This project's purpose is to help determine the health of tree fruit in controlled atmosphere (CA) cold storage by monitoring the ethylene concentration. We thank Nate Reed of Stemilt for his continued support of this project.

• Concentrations of ethylene determined with Fourier Transform Infrared Spectrometer (FTIR)
• Ethylene is known as the ripening gas, it can be a good indicator of when a CA room should be flushed.

Although the double cold gas handling system uses carbon dioxide concentration to control when the room is flushed with new gases; in the future it might be possible to more precisely control the need for flushing rooms by monitoring both carbon dioxide and ethylene. It has been observed that fruit from rooms that are flushed too often have fruit that is less flavorful. Our work to date has shown that flushes occur well before the ethylene is at levels that are detrimental to fruit.

Quality Control

Classical Least Squares Model

Classical least squares is simply the method used to measure concentrations of ethylene. It is akin to using tracing paper to duplicate a drawing. In this case the computer varies the height of the trace and keeps track of how much ethylene is necessary to duplicate the trace.

Procedure

Software provided by instrument maker (Midac) allows concentrations to be determined by fitting to known spectra.

We have developed the following procedures to ensure the quality of our data:

• Daily inspection of baseline in spectra.
• Two to three data downloads and thorough processing: examination of error.
• Once every three to four weeks calibration standards (ethylene, ammonia, carbon monoxide, and carbon dioxide) are run to ensure instrument and classical least squares performance.
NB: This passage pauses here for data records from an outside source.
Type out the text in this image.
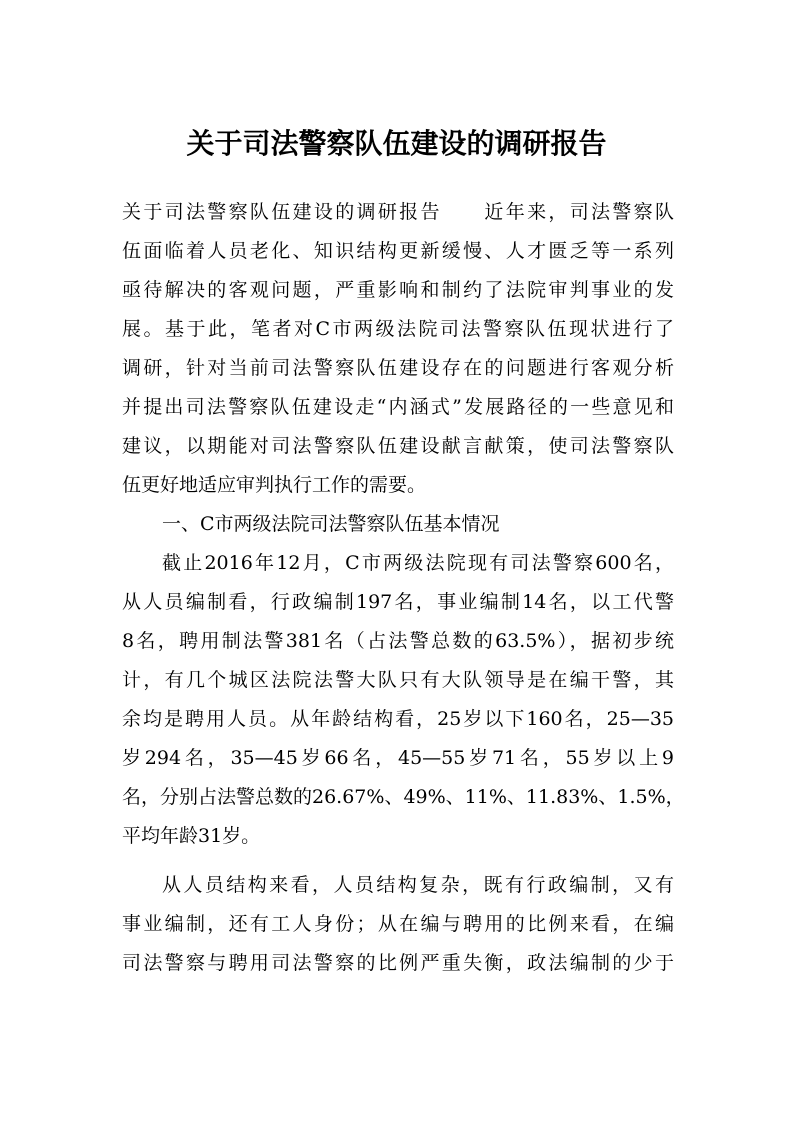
关于司法警察队伍建设的调研报告
关于司法警察队伍建设的调研报告　　近年来，司法警察队
伍面临着人员老化、知识结构更新缓慢、人才匮乏等一系列
亟待解决的客观问题，严重影响和制约了法院审判事业的发
展。基于此，笔者对C市两级法院司法警察队伍现状进行了
调研，针对当前司法警察队伍建设存在的问题进行客观分析
并提出司法警察队伍建设走“内涵式”发展路径的一些意见和
建议，以期能对司法警察队伍建设献言献策，使司法警察队
伍更好地适应审判执行工作的需要。
一、C市两级法院司法警察队伍基本情况
截止2016年12月，C市两级法院现有司法警察600名，
从人员编制看，行政编制197名，事业编制14名，以工代警
8名，聘用制法警381名（占法警总数的63.5%），据初步统
计，有几个城区法院法警大队只有大队领导是在编干警，其
余均是聘用人员。从年龄结构看，25岁以下160名，25—35
岁294名，35—45岁66名，45—55岁71名，55岁以上9
名，分别占法警总数的26.67%、49%、11%、11.83%、1.5%，
平均年龄31岁。
从人员结构来看，人员结构复杂，既有行政编制，又有
事业编制，还有工人身份；从在编与聘用的比例来看，在编
司法警察与聘用司法警察的比例严重失衡，政法编制的少于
Daily Change of Ethylene Concentrations

Ethylene concentrations change daily in small amounts unless a flush occurs. After a flush (February 8, 2000 on Figure 1) the ethylene concentration goes down and then builds back up slowly. The flush is determined by carbon dioxide concentration (ethylene currently is not used as an indicator of flush). It is possible that rooms in CA are being flushed too often and decreasing the flavor of fruit (flush carries away the acetates that give fruit its flavor). In the future it may be best to determine when a room needs to be flushed by looking at carbon dioxide and ethylene concentrations (only when both concentrations are high would a flush need to occur). None of the rooms we monitor show ethylene concentrations over 1000 parts per million (ppm), an ethylene level that is thought to be excessive.

Figure 1. Daily change of ethylene concentrations.
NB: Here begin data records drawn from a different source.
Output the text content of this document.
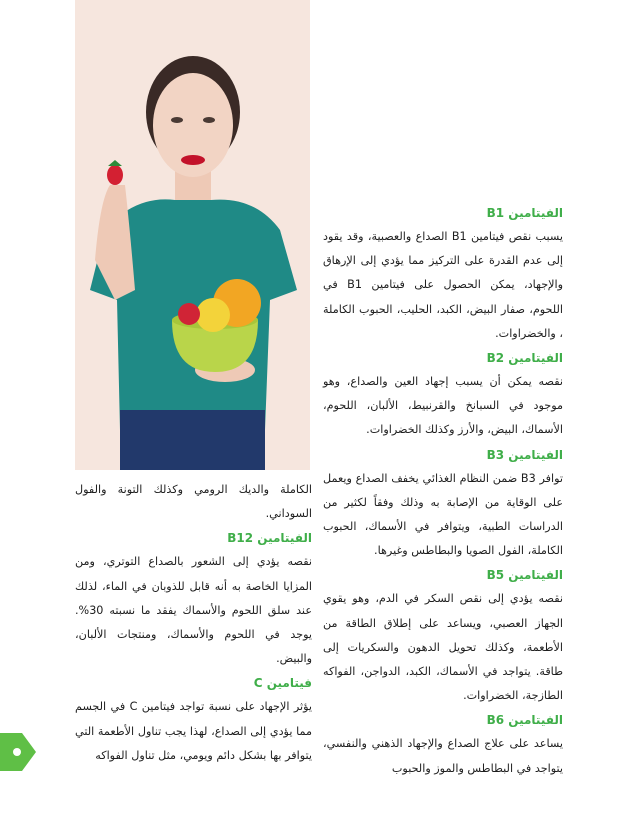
الفيتامين B1

يسبب نقص فيتامين B1 الصداع والعصبية، وقد يقود إلى عدم القدرة على التركيز مما يؤدي إلى الإرهاق والإجهاد، يمكن الحصول على فيتامين B1 في اللحوم، صفار البيض، الكبد، الحليب، الحبوب الكاملة ، والخضراوات.

الفيتامين B2

نقصه يمكن أن يسبب إجهاد العين والصداع، وهو موجود في السبانخ والقرنبيط، الألبان، اللحوم، الأسماك، البيض، والأرز وكذلك الخضراوات.

الفيتامين B3

توافر B3 ضمن النظام الغذائي يخفف الصداع ويعمل على الوقاية من الإصابة به وذلك وفقاً لكثير من الدراسات الطبية، ويتوافر في الأسماك، الحبوب الكاملة، الفول الصويا والبطاطس وغيرها.

الفيتامين B5

نقصه يؤدي إلى نقص السكر في الدم، وهو يقوي الجهاز العصبي، ويساعد على إطلاق الطاقة من الأطعمة، وكذلك تحويل الدهون والسكريات إلى طاقة. يتواجد في الأسماك، الكبد، الدواجن، الفواكه الطازجة، الخضراوات.

الفيتامين B6

يساعد على علاج الصداع والإجهاد الذهني والنفسي، يتواجد في البطاطس والموز والحبوب

الكاملة والديك الرومي وكذلك التونة والفول السوداني.

الفيتامين B12

نقصه يؤدي إلى الشعور بالصداع التوتري، ومن المزايا الخاصة به أنه قابل للذوبان في الماء، لذلك عند سلق اللحوم والأسماك يفقد ما نسبته 30%. يوجد في اللحوم والأسماك، ومنتجات الألبان، والبيض.

فيتامين C

يؤثر الإجهاد على نسبة تواجد فيتامين C في الجسم مما يؤدي إلى الصداع، لهذا يجب تناول الأطعمة التي يتوافر بها بشكل دائم ويومي، مثل تناول الفواكه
One Period of Ethylene Concentrations

Again, none of the rooms is indicating high (over 1000 ppm) ethylene (Figure 2).

Figure 2. One period of ethylene concentration by room.

Two Days Worth of Ethylene Concentration

Figure 3 data is from Feb. 15th and 16th, 2000. It shows a nice slow increase in ethylene concentration. In Figure 4 we show similar data, but from May 8th through the 15th when the fruit is more ripe.

Figure 3. Ethylene versus acquisistion number.

Ethlylene vs. One Week Period in May 2000

Figure 4 indicates that as fruit becomes more ripe, the rate of increase in ethylene is much higher compared with Figure 3 from three months prior (less ripe fruit).

Figure 4. Ethylene concentration, week of May 8 to 15, 2000.

Butyl Acetate in Red Delicous

This is an experiment performed here at our Lab with Red Delicious apples placed in a sealed, un-cooled bag for a period of one month (Figure 5). After one month, the gas in the bag has butyl acetate in it (one of the flavors that Red Delicious gives off). We never see the butyl acetate in the CA environment however; most likely because room flushes remove the very low vapor pressure butyl acetate. This ability to monitor the flavor compounds may make it possible to reduce the frequency of flushes so that flavor in the fruit could be increased.

Figure 5. Butyl acetate in Red Delicious.

Methyl Cyclo Propene with FTIR

Methylcyclopropene (MCP) is an experimental compound being promoted by Rohm and Haas as Ethylbloc. MCP is a means to slow down the ethylene production of certain variety of apples. We have demonstrated that our FTIR instrument can measure this compound in real time (Figure 6). We have secured some Department of Energy funding to further study the possibility of monitoring MCP concentrations in real time. It is vital to monitor the MCP concentration, because too much MCP will destroy the fruit.

Figure 6. Methylcyclopropene measured with FTIR.

Conclusion

• Daily monitoring indicates "health" of CA.
• FTIR technique has proven rugged and reliable.
• Continued daily monitoring of concentrations.
• Promising work with supplier of MCP.